The production impact of these deferments is material in a global context: “By 2021 deferred volumes will reach 1.5 million b/d, rising sharply to 2.9 million b/d by 2025,” Mr Rodger qualifies. The report’s findings conclude that FIDs on many of these projects have been pushed back to 2017 or beyond, with first production currently targeted between 2020 and 2023. But against a backdrop of overwhelming corporate pressure to free-up capital and reduce future spend – to the detriment of production growth – there is considerable scope for this wall of output to get pushed back further if prices do not recover and/or costs do not fall enough.
The global analysis also reveals which countries are worst affected: “The countries with the largest inventory of delayed oil projects are Canada, Angola, Kazakhstan, Nigeria, Norway and the US, which hold nearly 90% of all deferred liquids reserves. This includes oil sands, onshore, shallow-water and deepwater assets in both greenfield and incremental developments,” Mr Rodger says, “Those with the largest gas reserves are Mozambique, Australia, Malaysia and Indonesia, which combined hold 85% of the total volume. The majority of this gas is found offshore, primarily in deepwater locations, and requires complex and expensive development solutions, including greenfield LNG and FLNG.”

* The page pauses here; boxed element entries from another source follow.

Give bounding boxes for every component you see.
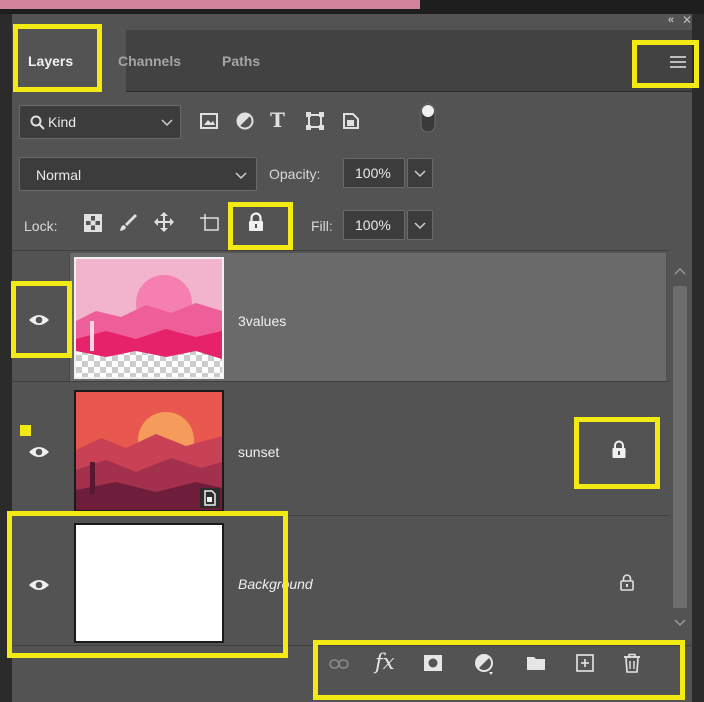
eye-icon[interactable] [28,313,50,327]
tab-paths[interactable]: Paths [212,30,270,92]
new-layer-icon[interactable] [576,654,594,672]
new-adjustment-layer-icon[interactable] [474,653,496,675]
lock-position-icon[interactable] [154,212,174,232]
lock-icon[interactable] [620,573,634,591]
divider [12,250,669,251]
layer-style-fx-icon[interactable]: fx [375,650,395,674]
link-layers-icon[interactable] [329,658,349,670]
opacity-label: Opacity: [269,166,321,182]
scrollbar-thumb[interactable] [673,286,687,608]
smart-object-badge-icon [200,488,220,508]
panel-tab-bar: Layers Channels Paths [12,30,704,92]
layer-thumbnail-sunset [74,390,224,512]
tab-channels[interactable]: Channels [108,30,191,92]
window-top-strip [0,0,704,14]
search-icon [30,115,45,130]
blend-mode-select[interactable]: Normal [19,157,257,191]
layer-name[interactable]: Background [238,576,313,592]
thumbnail-image [76,259,222,377]
chevron-down-icon [414,222,426,230]
lock-transparent-pixels-icon[interactable] [84,214,102,232]
layer-thumbnail-background [74,523,224,643]
lock-label: Lock: [24,218,58,234]
chevron-down-icon [414,170,426,178]
fill-slider-button[interactable] [407,210,433,240]
layer-name[interactable]: sunset [238,444,279,460]
color-tag-marker [20,425,31,436]
filter-kind-select[interactable]: Kind [19,105,181,139]
delete-layer-icon[interactable] [623,653,641,673]
panel-left-edge [0,14,12,702]
chevron-down-icon [161,119,173,127]
filter-toggle-switch[interactable] [420,103,436,133]
scroll-down-icon[interactable] [673,618,687,628]
lock-icon[interactable] [611,440,627,459]
eye-icon[interactable] [28,578,50,592]
eye-icon[interactable] [28,445,50,459]
add-layer-mask-icon[interactable] [423,654,443,672]
lock-artboard-icon[interactable] [200,214,220,232]
chevron-down-icon [235,172,247,180]
fill-input[interactable]: 100% [343,210,405,240]
layer-thumbnail-3values [74,257,224,379]
pixel-layer-filter-icon[interactable] [200,113,218,129]
lock-all-icon[interactable] [247,212,265,232]
close-icon[interactable]: ✕ [682,13,692,27]
panel-right-edge [692,14,704,702]
shape-layer-filter-icon[interactable] [306,112,324,130]
filter-kind-label: Kind [48,114,77,130]
collapse-panels-icon[interactable]: « [668,14,674,26]
layer-name[interactable]: 3values [238,313,286,329]
adjustment-layer-filter-icon[interactable] [236,112,254,130]
type-layer-filter-icon[interactable]: T [270,108,285,132]
opacity-slider-button[interactable] [407,158,433,188]
opacity-input[interactable]: 100% [343,158,405,188]
document-tab-accent [0,0,420,9]
new-group-folder-icon[interactable] [526,655,546,671]
blend-mode-value: Normal [36,167,82,183]
fill-label: Fill: [311,218,333,234]
lock-image-pixels-icon[interactable] [118,213,138,233]
panel-menu-icon[interactable] [670,56,686,68]
smart-object-filter-icon[interactable] [342,111,360,130]
scroll-up-icon[interactable] [673,266,687,276]
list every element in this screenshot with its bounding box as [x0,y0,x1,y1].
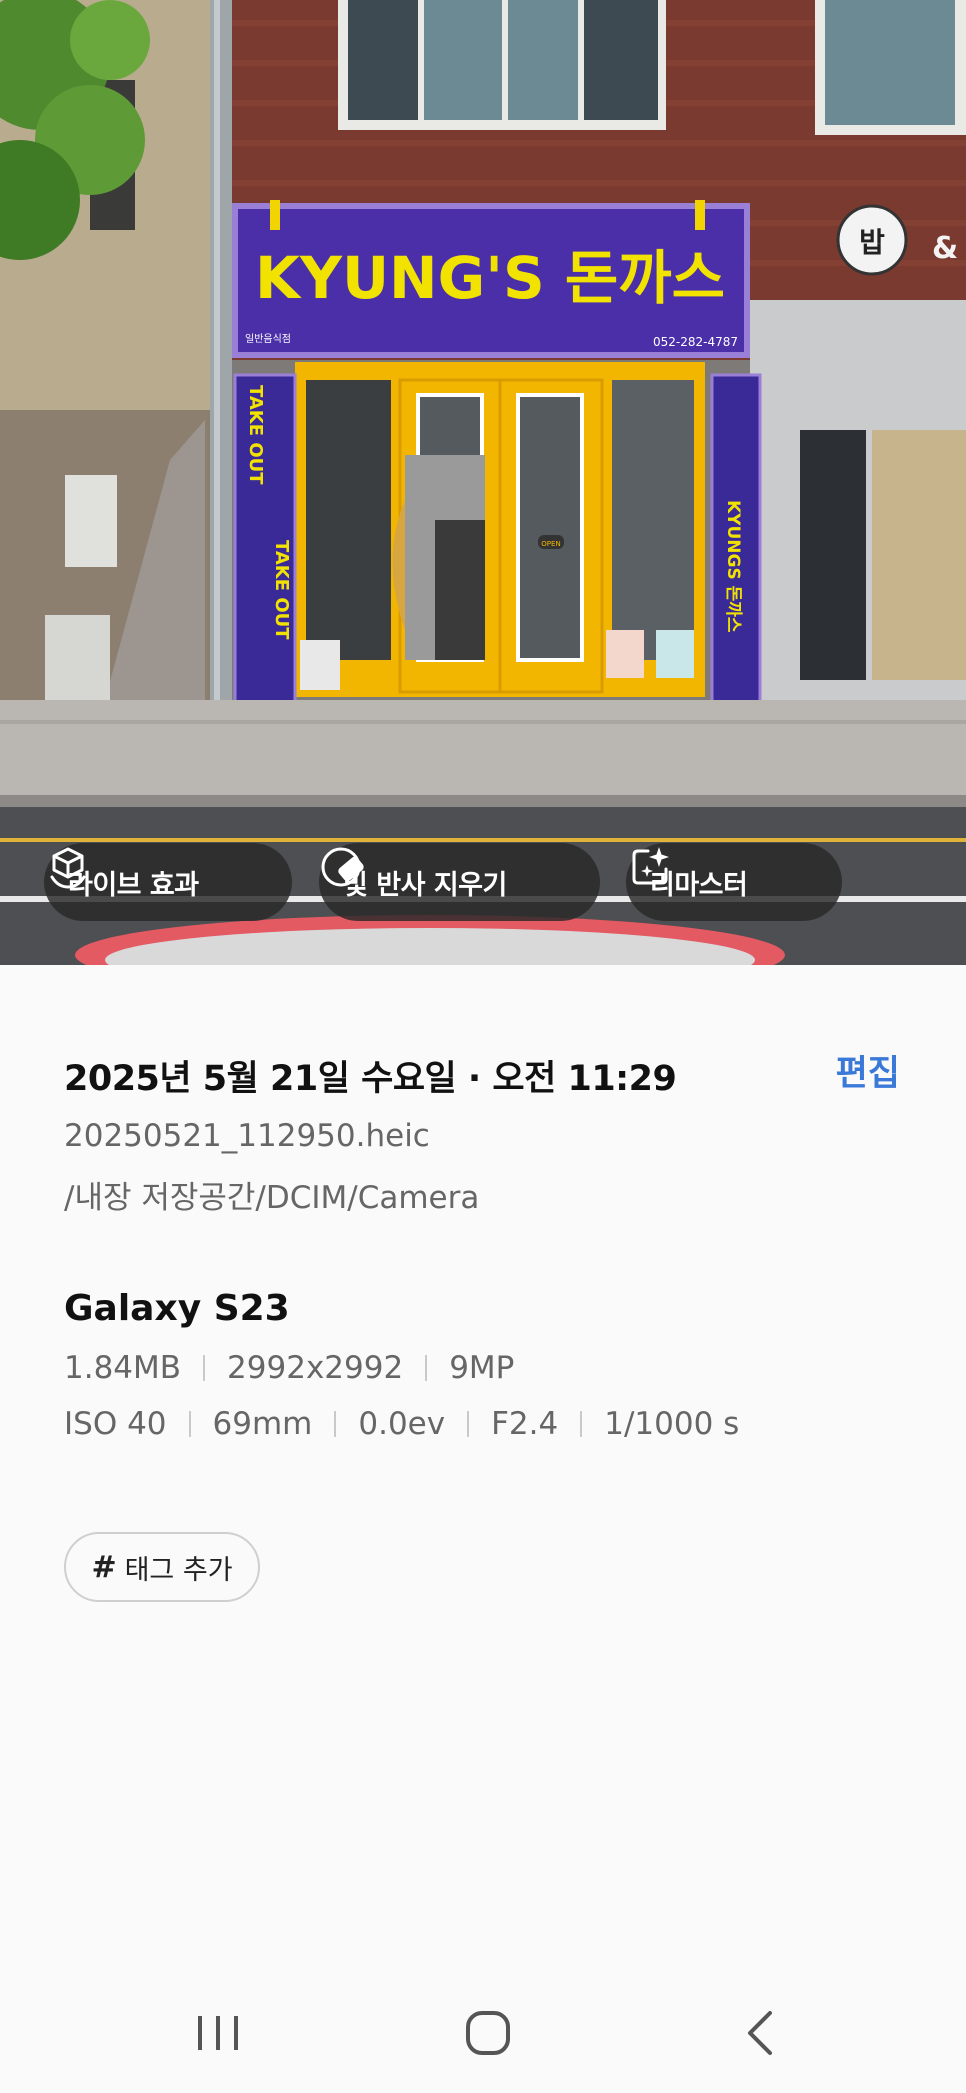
camera-specs-row: ISO 40 69mm 0.0ev F2.4 1/1000 s [64,1406,739,1442]
left-banner-bottom: TAKE OUT [271,540,292,640]
sign-phone: 052-282-4787 [653,335,738,349]
sparkle-frame-icon [632,847,669,885]
storefront-photo: 밥 & KYUNG'S 돈까스 일반음식점 052-282-4787 OPEN … [0,0,966,965]
divider [203,1355,206,1381]
left-banner-top: TAKE OUT [245,385,266,485]
device-name: Galaxy S23 [64,1288,290,1329]
remove-reflection-label: 빛 반사 지우기 [343,869,507,901]
file-specs-row: 1.84MB 2992x2992 9MP [64,1350,514,1386]
home-icon [466,2011,510,2055]
divider [467,1411,470,1437]
remove-reflection-button[interactable]: 빛 반사 지우기 [319,843,600,921]
recents-icon [198,2016,238,2050]
eraser-circle-icon [321,847,364,887]
back-button[interactable] [700,1973,820,2093]
file-name: 20250521_112950.heic [64,1118,430,1154]
focal-length: 69mm [212,1406,313,1442]
iso: ISO 40 [64,1406,167,1442]
neighbor-sign-text: 밥 [859,226,885,259]
file-size: 1.84MB [64,1350,182,1386]
live-effect-button[interactable]: 라이브 효과 [44,843,292,921]
back-icon [748,2011,772,2055]
photo-detail-screen: 밥 & KYUNG'S 돈까스 일반음식점 052-282-4787 OPEN … [0,0,966,2093]
divider [188,1411,191,1437]
edit-button[interactable]: 편집 [836,1045,900,1096]
exposure-value: 0.0ev [358,1406,446,1442]
right-banner: KYUNGS 돈까스 [723,500,743,633]
megapixels: 9MP [449,1350,515,1386]
remaster-button[interactable]: 리마스터 [626,843,842,921]
add-tag-label: 태그 추가 [124,1554,233,1586]
sign-title: KYUNG'S 돈까스 [255,244,725,312]
resolution: 2992x2992 [227,1350,404,1386]
svg-text:&: & [932,231,958,266]
cube-sparkle-icon [50,847,86,889]
door-sign: OPEN [541,540,560,548]
sign-category: 일반음식점 [245,333,291,345]
aperture: F2.4 [491,1406,559,1442]
divider [334,1411,337,1437]
add-tag-button[interactable]: # 태그 추가 [64,1532,260,1602]
system-nav-bar [0,1973,966,2093]
photo-preview[interactable]: 밥 & KYUNG'S 돈까스 일반음식점 052-282-4787 OPEN … [0,0,966,965]
divider [425,1355,428,1381]
photo-datetime: 2025년 5월 21일 수요일 · 오전 11:29 [64,1059,677,1099]
shutter-speed: 1/1000 s [604,1406,740,1442]
divider [580,1411,583,1437]
recents-button[interactable] [158,1973,278,2093]
file-path: /내장 저장공간/DCIM/Camera [64,1180,480,1216]
home-button[interactable] [428,1973,548,2093]
hash-icon: # [91,1549,117,1585]
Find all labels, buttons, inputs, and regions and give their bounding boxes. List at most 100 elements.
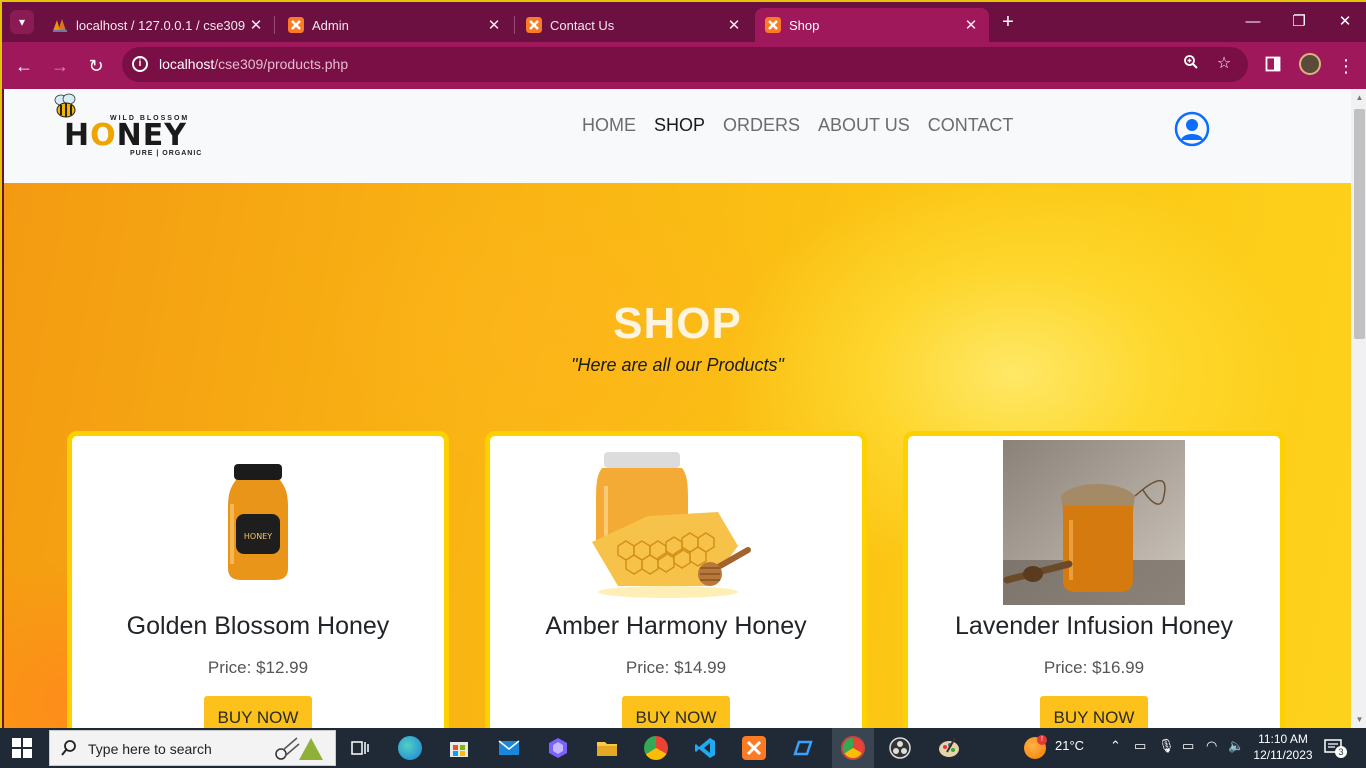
tab-separator (274, 16, 275, 34)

So what can be learned from 2015 for the year ahead? Mr Ellacott offers in closing: “With oil prices recently falling to their lowest level since 2004, oil and gas companies will be forced to go into survival mode in 2016. Further project delays and cuts to discretionary investment are highly likely. That said, companies are being forced to re-evaluate how they can profitably develop large, high-cost conventional resources at low prices. Not only are we seeing a genuine push towards standardisation, but low prices will also promote a level of innovation so far only seen in US tight oil. The pace of capex and opex deflation may therefore surprise on the upside in 2016. Finally, we expect oil prices to start recovering during the second half of the year, which should encourage first-movers to kick-start investment and lock-in gains from cost deflation ahead of the herd.”